State if the following PDEs are linear homogeneous, linear nonhomogeneous, or nonlinear:
$u_{t}+u_{x}=sin(x)u$
$u_{tt}-u_{xx}=e^{t}u_{t}$
$u_{tt}-u_{xx}=x^{2}$
$u_{xx}+u_{yy}=u_{x}u_{y}$
As for the first equation, I think it's linear homogeneous, and the second one is linear non-homogeneous...but I'm not sure about the last two! Would appreciate any help! Thank you in advance!
On
A linear PDE is one that is of first degree in all of its field variables and partial derivatives. Hence, all of them are linear.
$u_{t}+u_{x}=sin(x)u$
LINEAR HOMOGENEOUS.
$u_{tt}-u_{xx}=e^{t}u_{t}$
LINEAR HOMOGENEOUS.
$u_{tt}-u_{xx}=x^{2}$
LINEAR NON-HOMOGENEOUS.
$u_{xx}+u_{yy}=u_{x}u_{y}$
LINEAR HOMOGENEOUS.
Keep it simple.
First group all the terms involving $u$ to get an expression of the form $$ \mathcal{D}(u)=f(t,x,y) $$ if $f(t,x,y)=0$ your equation is said homogeneous, otherwise it is said non-homogeneous
Then consider the homogeneous equation $\mathcal{D}(u)=0$ (ignoring the eventual term $f$). By definition the equation is said linear if given two solutions $u, v$ and two scalars $\alpha, \beta$ then $\alpha u+\beta v$ is also a solution. In other term you must check that $\mathcal{D}(\alpha u+\beta v)=\alpha \mathcal{D}(u) + \beta \mathcal{D}(v)$. If the equation is not linear it is said non-linear.

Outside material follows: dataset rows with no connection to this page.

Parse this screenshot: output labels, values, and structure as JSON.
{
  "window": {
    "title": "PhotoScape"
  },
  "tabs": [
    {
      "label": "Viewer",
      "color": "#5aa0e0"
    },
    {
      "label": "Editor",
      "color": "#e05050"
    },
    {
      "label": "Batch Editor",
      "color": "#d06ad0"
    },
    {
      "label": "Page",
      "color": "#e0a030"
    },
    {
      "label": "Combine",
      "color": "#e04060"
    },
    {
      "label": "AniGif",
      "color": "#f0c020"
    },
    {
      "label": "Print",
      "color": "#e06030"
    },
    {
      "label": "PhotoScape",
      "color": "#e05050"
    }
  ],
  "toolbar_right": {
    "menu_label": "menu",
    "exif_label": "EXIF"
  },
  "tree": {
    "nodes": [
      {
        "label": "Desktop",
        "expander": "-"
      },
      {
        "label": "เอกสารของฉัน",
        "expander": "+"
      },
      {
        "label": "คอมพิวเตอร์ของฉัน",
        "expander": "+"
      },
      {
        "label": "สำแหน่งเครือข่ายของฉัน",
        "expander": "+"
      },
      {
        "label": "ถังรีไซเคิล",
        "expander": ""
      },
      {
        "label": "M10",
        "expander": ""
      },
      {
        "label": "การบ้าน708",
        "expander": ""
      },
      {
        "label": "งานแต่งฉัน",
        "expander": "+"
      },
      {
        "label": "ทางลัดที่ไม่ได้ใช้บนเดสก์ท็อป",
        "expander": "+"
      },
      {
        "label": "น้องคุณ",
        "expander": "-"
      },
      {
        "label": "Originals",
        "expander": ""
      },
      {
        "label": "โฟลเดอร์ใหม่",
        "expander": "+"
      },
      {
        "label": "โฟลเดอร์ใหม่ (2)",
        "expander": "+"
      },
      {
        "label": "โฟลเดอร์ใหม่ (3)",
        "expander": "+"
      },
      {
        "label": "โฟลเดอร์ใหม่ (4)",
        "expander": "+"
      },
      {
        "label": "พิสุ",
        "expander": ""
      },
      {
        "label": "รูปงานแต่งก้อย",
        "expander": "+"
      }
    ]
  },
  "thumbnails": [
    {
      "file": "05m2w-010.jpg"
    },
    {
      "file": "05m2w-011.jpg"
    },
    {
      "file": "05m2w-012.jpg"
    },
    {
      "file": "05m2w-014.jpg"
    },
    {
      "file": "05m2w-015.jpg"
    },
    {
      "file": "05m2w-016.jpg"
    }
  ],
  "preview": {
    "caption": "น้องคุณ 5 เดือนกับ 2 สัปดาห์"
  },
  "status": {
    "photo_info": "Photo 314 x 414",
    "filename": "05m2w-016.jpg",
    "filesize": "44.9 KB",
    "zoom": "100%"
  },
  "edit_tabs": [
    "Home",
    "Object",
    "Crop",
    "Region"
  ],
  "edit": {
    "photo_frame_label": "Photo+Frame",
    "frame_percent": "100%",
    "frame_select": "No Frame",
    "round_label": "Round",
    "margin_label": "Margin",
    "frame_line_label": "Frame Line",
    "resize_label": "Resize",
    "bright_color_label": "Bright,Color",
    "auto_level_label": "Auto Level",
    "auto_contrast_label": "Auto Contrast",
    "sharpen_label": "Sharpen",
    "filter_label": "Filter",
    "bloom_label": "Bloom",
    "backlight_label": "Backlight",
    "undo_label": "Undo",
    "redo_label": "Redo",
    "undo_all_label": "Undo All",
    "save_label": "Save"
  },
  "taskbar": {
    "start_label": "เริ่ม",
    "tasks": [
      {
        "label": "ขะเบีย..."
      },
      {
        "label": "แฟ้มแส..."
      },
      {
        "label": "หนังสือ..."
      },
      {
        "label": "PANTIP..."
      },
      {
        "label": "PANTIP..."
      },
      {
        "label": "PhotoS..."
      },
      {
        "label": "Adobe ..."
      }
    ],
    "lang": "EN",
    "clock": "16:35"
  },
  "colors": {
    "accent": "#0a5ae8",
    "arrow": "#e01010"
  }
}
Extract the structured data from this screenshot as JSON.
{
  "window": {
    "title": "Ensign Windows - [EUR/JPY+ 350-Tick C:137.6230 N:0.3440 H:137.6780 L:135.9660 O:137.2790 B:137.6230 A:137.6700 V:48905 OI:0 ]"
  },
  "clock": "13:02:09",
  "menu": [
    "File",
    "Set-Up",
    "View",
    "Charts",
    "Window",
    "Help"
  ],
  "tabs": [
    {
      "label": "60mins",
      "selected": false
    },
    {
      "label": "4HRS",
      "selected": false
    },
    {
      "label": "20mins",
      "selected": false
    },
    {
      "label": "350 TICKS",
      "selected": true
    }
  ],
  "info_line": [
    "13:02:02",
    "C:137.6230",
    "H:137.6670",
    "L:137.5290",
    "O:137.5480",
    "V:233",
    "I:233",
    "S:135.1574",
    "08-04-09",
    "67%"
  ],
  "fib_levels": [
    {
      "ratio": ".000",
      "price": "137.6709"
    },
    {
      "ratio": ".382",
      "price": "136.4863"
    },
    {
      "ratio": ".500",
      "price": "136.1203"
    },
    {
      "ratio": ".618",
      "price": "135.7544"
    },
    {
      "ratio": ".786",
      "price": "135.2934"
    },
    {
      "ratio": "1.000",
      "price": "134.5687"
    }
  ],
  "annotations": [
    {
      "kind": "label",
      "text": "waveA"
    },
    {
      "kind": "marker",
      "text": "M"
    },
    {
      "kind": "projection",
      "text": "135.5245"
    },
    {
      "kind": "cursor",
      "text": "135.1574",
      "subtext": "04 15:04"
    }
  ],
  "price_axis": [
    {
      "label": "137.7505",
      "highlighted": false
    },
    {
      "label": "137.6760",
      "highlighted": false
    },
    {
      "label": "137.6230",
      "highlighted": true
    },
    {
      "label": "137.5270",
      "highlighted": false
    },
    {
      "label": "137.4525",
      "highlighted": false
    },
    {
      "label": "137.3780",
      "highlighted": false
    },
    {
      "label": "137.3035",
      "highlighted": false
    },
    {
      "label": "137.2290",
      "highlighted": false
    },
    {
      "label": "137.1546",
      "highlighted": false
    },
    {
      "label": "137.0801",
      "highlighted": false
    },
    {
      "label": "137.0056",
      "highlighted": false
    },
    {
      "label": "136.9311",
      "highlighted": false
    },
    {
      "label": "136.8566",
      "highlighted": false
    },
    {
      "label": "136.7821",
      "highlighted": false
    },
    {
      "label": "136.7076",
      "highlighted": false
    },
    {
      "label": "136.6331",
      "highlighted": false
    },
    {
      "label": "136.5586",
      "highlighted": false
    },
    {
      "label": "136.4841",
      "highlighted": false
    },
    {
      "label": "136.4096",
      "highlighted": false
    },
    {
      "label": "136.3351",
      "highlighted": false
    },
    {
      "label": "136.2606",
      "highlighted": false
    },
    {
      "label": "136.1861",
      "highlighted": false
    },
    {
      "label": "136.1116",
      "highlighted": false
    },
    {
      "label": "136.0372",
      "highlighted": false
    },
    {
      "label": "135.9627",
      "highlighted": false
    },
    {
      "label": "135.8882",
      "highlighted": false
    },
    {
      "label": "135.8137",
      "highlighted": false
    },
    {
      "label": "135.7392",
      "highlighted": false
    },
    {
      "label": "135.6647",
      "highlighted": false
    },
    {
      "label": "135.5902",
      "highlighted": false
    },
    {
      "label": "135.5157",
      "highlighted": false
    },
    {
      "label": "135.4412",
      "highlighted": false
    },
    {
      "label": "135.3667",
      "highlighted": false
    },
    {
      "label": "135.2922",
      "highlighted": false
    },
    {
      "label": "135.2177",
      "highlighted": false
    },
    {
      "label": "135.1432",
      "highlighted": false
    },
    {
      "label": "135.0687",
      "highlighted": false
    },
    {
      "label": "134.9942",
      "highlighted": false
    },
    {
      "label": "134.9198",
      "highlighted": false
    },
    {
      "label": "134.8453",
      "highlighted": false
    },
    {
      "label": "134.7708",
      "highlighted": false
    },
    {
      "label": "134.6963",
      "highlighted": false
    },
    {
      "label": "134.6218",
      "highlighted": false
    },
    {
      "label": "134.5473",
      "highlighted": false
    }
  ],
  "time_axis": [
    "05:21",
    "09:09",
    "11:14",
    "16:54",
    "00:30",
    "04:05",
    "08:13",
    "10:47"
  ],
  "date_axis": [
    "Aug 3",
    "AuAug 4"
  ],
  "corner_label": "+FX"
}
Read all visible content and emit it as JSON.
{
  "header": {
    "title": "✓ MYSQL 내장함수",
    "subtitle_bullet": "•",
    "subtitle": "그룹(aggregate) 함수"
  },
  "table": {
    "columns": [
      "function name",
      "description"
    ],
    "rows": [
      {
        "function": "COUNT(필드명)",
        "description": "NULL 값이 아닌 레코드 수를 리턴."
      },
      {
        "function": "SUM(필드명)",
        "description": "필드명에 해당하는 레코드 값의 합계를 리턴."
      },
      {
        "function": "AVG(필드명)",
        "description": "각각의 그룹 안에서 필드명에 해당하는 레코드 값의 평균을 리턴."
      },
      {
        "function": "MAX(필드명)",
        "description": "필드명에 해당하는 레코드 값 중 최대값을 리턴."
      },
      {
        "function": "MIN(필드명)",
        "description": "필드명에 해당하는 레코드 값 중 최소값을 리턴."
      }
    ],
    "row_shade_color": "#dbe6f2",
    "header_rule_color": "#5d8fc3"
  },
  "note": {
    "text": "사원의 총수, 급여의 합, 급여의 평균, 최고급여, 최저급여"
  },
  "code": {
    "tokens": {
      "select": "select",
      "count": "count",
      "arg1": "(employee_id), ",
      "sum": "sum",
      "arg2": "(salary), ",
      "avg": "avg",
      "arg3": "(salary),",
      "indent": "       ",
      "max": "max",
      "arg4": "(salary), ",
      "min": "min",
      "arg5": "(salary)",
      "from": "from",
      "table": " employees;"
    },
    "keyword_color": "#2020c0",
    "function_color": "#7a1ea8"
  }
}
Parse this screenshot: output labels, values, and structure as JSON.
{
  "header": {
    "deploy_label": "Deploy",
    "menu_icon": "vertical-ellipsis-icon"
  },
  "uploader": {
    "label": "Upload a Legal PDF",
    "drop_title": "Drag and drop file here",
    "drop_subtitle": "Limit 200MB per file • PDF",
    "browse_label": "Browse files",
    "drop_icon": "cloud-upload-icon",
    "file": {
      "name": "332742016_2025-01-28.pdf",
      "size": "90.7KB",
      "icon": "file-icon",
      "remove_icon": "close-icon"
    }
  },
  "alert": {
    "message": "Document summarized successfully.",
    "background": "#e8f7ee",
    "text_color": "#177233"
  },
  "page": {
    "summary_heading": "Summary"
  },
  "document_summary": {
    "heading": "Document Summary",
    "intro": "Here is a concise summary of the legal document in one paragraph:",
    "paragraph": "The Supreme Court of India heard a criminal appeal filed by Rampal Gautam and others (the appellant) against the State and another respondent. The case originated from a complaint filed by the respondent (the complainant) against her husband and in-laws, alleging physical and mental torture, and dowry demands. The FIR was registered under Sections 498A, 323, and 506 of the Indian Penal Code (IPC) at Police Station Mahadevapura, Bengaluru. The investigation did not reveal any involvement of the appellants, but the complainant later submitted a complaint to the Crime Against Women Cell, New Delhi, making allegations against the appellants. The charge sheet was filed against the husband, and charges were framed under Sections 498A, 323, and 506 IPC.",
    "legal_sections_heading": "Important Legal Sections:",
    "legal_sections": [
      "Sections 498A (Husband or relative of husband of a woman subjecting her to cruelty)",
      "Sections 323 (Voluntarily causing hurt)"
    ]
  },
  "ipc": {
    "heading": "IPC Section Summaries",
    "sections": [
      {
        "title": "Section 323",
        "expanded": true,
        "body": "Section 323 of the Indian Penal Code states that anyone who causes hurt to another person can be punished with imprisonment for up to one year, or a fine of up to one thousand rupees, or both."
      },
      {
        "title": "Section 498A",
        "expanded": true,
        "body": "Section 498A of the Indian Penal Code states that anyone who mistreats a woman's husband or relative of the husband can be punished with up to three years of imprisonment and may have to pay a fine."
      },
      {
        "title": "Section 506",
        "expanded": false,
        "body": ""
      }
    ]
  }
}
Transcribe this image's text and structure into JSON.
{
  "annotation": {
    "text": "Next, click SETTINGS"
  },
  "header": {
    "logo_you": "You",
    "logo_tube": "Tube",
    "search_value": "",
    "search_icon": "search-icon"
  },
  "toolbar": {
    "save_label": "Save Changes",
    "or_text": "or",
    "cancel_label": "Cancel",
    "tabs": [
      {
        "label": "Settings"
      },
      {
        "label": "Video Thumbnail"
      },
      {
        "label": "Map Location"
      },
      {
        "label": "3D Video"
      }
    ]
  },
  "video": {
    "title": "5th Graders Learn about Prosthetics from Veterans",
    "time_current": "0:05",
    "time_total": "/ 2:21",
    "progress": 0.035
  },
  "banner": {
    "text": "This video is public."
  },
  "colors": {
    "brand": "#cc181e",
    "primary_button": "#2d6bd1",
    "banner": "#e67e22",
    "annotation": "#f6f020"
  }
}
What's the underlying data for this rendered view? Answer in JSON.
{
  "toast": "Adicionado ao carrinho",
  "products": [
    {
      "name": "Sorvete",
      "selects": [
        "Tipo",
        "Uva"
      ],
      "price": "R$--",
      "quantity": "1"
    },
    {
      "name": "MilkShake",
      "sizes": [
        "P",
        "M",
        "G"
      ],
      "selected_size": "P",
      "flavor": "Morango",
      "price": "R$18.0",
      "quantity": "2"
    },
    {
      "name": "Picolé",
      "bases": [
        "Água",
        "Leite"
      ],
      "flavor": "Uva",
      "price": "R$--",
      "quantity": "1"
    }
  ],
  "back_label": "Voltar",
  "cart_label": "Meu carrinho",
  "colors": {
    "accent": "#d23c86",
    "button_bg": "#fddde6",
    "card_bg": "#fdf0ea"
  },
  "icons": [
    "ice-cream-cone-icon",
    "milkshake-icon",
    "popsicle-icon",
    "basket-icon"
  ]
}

$\mathcal{D}(u)=u_t+u_x-sin(x)u$ and $f=0$, thus linear homogeneous.
$\mathcal{D}(u)=u_{tt}-u_{xx}-e^tu_t$ and $f=0$, thus linear homogeneous.
$\mathcal{D}(u)=u_{tt}-u_{xx}$ and $f=x^2$, thus linear non-homogeneous.
$\mathcal{D}(u)=u_{xx}-u_{yy}-u_xu_y$ and $f=0$ , thus non-linear homogeneous.